What Is Flexor Carpi Ulnaris Muscle

What Is Flexor Carpi Ulnaris Muscle/Flexor Carpi Ulnaris Muscle is a superficial flexor muscle of the forearm that flexes and adducts the hand. It is the most powerful wrist flexor. Flexor carpi ulnaris originates from 2 separate heads connected by a tendinous arch. The humeral head arises from a flexor tendon origin on the medial epicondyle, while the ulnar head arises from the olecranon and upper three-fourths of the subcutaneous border of the ulna by an aponeurosis. Flexor carpi ulnaris inserts on the fifth metacarpal bone, the hook of hamate, and the pisiform bone of the wrist. Flexor carpi ulnaris inserts into the hook of hamate through the pisohamate ligament and inserts into the 5 metacarpal bone through the pisometacarpal ligament.

Flexor carpi radialis is a fusiform muscle located in the anterior forearm. It belongs to the superficial layer of the anterior forearm compartment, along with the pronator teres, flexor carpi ulnaris, palmaris longus and flexor digitorum superficialis muscles.

Origin and Insertion of Flexor Carpi Ulnaris Muscle

Flexor carpi radialis originates from the medial epicondyle of humerus, via the common flexor tendon, and surrounding fascia (antebrachial fascia and intermuscular septa). This common flexor tendon is a common origin for the six long flexor muscles in the forearm; flexor carpi radialis, palmaris longus, flexor carpi ulnaris, pronator teres, flexor digitorum superficialis and profundus.

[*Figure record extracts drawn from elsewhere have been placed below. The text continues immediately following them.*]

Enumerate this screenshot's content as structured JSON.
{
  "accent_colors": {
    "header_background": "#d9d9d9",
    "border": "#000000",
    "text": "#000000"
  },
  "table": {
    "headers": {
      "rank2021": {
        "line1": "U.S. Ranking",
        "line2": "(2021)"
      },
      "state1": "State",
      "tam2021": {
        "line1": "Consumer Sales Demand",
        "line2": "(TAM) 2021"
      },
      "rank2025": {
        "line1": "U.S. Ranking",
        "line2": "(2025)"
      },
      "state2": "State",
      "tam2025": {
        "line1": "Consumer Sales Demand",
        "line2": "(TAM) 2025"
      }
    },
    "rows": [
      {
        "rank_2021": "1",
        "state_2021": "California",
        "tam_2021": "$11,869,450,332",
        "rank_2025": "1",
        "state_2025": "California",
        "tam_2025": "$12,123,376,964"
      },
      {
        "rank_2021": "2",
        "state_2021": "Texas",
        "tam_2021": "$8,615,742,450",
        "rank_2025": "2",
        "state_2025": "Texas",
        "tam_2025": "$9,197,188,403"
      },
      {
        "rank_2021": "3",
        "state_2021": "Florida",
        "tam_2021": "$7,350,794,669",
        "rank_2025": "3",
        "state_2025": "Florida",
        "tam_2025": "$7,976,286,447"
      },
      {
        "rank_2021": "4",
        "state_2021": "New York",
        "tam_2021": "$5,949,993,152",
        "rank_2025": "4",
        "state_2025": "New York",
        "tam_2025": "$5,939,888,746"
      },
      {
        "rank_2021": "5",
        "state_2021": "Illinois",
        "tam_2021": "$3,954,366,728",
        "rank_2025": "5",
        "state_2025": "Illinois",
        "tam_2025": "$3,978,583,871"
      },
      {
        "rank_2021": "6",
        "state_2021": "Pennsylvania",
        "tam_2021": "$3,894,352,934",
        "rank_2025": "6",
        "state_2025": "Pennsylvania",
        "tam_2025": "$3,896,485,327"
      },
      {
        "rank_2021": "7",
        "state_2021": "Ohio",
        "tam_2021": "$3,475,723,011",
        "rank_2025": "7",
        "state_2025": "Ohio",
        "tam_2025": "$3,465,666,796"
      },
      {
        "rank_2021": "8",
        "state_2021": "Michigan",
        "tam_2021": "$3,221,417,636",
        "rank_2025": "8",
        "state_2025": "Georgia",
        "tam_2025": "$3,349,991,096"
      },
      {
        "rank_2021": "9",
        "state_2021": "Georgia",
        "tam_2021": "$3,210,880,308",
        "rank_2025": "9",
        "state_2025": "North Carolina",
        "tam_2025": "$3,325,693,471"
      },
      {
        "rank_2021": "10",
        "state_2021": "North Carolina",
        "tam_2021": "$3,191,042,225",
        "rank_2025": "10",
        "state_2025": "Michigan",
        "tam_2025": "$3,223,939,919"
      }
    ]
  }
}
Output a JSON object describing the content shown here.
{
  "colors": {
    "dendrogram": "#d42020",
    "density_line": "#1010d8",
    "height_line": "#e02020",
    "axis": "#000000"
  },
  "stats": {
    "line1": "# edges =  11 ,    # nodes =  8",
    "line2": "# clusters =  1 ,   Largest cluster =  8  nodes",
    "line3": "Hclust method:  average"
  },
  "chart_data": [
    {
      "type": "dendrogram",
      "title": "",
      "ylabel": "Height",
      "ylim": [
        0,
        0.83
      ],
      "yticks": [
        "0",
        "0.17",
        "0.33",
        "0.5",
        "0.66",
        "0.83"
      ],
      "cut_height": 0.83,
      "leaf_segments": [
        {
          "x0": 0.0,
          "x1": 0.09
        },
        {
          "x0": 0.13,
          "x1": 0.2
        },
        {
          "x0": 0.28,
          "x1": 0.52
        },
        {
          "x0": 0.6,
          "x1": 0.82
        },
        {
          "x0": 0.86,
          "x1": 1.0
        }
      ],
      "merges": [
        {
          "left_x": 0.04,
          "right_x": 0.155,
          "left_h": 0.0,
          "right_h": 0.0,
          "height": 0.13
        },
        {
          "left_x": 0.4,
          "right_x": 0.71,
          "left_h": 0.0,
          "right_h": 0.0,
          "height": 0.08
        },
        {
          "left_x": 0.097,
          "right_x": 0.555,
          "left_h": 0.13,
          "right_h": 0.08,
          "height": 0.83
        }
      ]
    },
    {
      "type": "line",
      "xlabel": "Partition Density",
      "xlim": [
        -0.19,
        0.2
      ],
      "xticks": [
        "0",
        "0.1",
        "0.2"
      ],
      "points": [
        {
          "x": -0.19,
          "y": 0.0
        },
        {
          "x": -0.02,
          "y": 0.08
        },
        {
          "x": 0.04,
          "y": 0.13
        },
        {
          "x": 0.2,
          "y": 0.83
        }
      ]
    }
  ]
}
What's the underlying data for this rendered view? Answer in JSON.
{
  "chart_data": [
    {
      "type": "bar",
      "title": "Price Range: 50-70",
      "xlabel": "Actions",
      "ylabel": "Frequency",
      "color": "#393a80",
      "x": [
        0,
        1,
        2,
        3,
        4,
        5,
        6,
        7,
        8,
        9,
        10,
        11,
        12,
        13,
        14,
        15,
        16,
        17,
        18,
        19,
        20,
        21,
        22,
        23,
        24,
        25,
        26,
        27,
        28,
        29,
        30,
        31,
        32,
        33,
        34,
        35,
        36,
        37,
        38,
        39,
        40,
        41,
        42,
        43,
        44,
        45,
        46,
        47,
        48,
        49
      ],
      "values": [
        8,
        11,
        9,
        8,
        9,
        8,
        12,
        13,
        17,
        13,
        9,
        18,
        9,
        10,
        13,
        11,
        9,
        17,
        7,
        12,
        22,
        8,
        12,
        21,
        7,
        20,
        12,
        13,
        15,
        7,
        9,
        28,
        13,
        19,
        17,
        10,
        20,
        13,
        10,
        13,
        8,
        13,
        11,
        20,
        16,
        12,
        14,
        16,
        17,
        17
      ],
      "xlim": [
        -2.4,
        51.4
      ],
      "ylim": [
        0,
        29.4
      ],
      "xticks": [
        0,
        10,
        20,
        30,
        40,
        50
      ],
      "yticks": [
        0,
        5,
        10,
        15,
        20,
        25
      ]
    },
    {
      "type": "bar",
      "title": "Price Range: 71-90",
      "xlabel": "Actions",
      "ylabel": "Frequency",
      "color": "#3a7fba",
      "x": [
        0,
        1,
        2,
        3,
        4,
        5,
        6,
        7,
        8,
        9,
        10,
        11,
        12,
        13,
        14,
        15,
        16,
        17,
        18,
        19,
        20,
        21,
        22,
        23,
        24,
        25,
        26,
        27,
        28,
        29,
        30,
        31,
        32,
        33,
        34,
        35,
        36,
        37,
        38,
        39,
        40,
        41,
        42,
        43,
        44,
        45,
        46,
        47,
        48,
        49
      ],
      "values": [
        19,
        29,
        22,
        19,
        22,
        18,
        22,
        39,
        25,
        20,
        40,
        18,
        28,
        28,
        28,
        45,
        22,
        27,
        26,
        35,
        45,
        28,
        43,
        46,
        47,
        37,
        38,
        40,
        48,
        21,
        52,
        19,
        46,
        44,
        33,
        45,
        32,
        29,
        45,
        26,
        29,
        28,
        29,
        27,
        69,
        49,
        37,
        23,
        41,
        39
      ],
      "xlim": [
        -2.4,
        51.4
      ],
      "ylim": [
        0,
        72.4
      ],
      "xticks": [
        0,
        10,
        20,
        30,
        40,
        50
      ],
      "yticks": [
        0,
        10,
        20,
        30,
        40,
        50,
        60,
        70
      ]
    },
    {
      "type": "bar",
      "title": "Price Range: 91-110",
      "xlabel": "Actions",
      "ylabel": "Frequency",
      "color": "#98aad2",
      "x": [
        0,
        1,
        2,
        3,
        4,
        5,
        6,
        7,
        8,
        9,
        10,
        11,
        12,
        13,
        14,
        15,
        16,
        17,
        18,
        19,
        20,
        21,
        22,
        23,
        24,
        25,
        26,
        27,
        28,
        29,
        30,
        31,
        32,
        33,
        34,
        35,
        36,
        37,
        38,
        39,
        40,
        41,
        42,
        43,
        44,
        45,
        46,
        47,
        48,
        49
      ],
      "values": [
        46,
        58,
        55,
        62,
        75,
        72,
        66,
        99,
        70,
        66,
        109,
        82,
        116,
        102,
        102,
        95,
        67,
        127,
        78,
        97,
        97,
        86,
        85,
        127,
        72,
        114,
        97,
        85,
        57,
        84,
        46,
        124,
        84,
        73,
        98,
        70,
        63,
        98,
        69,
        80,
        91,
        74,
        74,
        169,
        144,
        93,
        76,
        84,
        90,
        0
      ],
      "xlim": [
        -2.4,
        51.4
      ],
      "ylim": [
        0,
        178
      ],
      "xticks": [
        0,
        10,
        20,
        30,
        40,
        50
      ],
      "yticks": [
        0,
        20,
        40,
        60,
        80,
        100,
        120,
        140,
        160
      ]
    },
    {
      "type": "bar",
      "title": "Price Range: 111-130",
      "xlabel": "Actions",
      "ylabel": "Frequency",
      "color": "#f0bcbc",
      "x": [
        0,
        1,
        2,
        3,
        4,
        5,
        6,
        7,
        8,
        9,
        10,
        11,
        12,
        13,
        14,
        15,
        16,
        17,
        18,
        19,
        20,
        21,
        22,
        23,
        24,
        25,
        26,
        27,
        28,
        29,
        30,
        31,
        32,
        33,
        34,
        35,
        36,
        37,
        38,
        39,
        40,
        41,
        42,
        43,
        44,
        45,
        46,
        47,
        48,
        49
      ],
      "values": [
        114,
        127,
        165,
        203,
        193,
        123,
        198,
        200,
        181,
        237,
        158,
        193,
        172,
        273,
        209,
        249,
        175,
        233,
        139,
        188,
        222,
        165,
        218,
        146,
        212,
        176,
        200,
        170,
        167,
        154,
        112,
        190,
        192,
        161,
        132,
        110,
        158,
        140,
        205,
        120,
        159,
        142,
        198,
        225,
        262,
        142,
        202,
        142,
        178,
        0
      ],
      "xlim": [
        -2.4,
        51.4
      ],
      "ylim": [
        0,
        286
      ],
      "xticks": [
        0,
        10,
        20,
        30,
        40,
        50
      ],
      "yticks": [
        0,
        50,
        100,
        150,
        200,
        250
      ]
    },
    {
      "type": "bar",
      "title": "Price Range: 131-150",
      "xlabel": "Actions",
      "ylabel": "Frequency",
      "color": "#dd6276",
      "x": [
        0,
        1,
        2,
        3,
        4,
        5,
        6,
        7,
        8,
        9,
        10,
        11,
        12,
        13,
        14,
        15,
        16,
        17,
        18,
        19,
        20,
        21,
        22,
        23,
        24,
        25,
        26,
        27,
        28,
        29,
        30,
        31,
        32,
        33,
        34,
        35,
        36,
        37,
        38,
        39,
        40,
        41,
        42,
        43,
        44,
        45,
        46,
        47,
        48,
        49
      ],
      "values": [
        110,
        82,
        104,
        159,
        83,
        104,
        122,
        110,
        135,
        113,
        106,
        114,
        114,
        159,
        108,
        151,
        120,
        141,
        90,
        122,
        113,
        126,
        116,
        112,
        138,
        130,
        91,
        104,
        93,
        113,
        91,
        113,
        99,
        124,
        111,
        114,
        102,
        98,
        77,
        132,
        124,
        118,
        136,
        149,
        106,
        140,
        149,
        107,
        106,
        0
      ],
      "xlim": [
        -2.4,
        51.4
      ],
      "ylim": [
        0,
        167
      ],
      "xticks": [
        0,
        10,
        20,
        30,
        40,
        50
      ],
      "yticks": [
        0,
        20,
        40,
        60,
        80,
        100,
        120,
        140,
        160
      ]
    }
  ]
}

From the medial epicondyle, the muscle belly courses obliquely, crossing from the ulnar to the radial part of the forearm. In the lower third of the forearm, it gives off a long tendon that passes below the flexor retinaculum into the palmar surface of the hand. Within the flexor retinacular space, the tendon passes through its own synovial sheath. It then crosses the palmar surface of the scaphoid bone and traverses in a groove on the surface of the trapezium bone. The tendon then inserts to the palmar surface of the bases of metacarpal bones 2-3.

Flexor carpi radialis
  • Origin: medial epicondyle of humerus via common flexor tendon
  • Insertion: base of 2nd metacarpal
  • Action: flexion and abduction of the hand
  • Innervation: median nerve

Blood Supply of Flexor Carpi Ulnaris Muscle

  • Flexor carpi ulnaris is supplied by the ulnar collateral arteries and small ulnar artery branches. The ulnar artery reaches the flexor carpi ulnaris along the middle third of its muscle belly. Flexor carpi ulnaris lymphatic drainage is part of the upper limb lymph system consisting of superficial and deep lymphatic vessels.
  • The superficial vessels around the basilic vein go to the cubital lymph nodes, which are proximal to the medial epicondyle of the humerus. Vessels around the cephalic vein go to the axillary lymph nodes. The deep lymphatic vessels also drain lymph from the flexor carpi ulnaris and follow the major deep veins, eventually terminating in the humeral axillary lymph nodes.
  • Flexor carpi radialis is mostly supplied by a branch arising high in the forearm from the anterior or posterior recurrent ulnar arteries. The rest of its nutritional needs are fulfilled by 6-8 branches of the radial artery.

Nerves of Flexor Carpi Ulnaris

  • Flexor carpi ulnaris is innervated by the muscular branch of the ulnar nerve, C7, and C8. Unlike the median nerve, which passes between the 2 heads of the pronator teres, the ulnar nerve passes between the two heads of the flexor carpi ulnaris.
  • Innervation to flexor carpi radialis comes from the medial and lateral cords of the brachial plexus via the median nerve (C6, C7).

Functions of Flexor Carpi Ulnaris Muscle

Due to its oblique course, flexor carpi radialis pulls the hand proximally and laterally, meaning that it is able to produce the combined motion of wrist flexion and wrist abduction (radial deviation). Acting together with flexor carpi ulnaris and palmaris longus, it produces a balanced flexion of hand, i.e. flexion without abduction. However, when it works in synergy with extensor carpi radialis longus and brevis, the net result of their counteracting forces is a balanced hand abduction.

To a lesser extent, the muscle contributes to pronation as it obliquely crosses the forearm. It is also active during extension of the digits, preventing unwanted extension of the hand.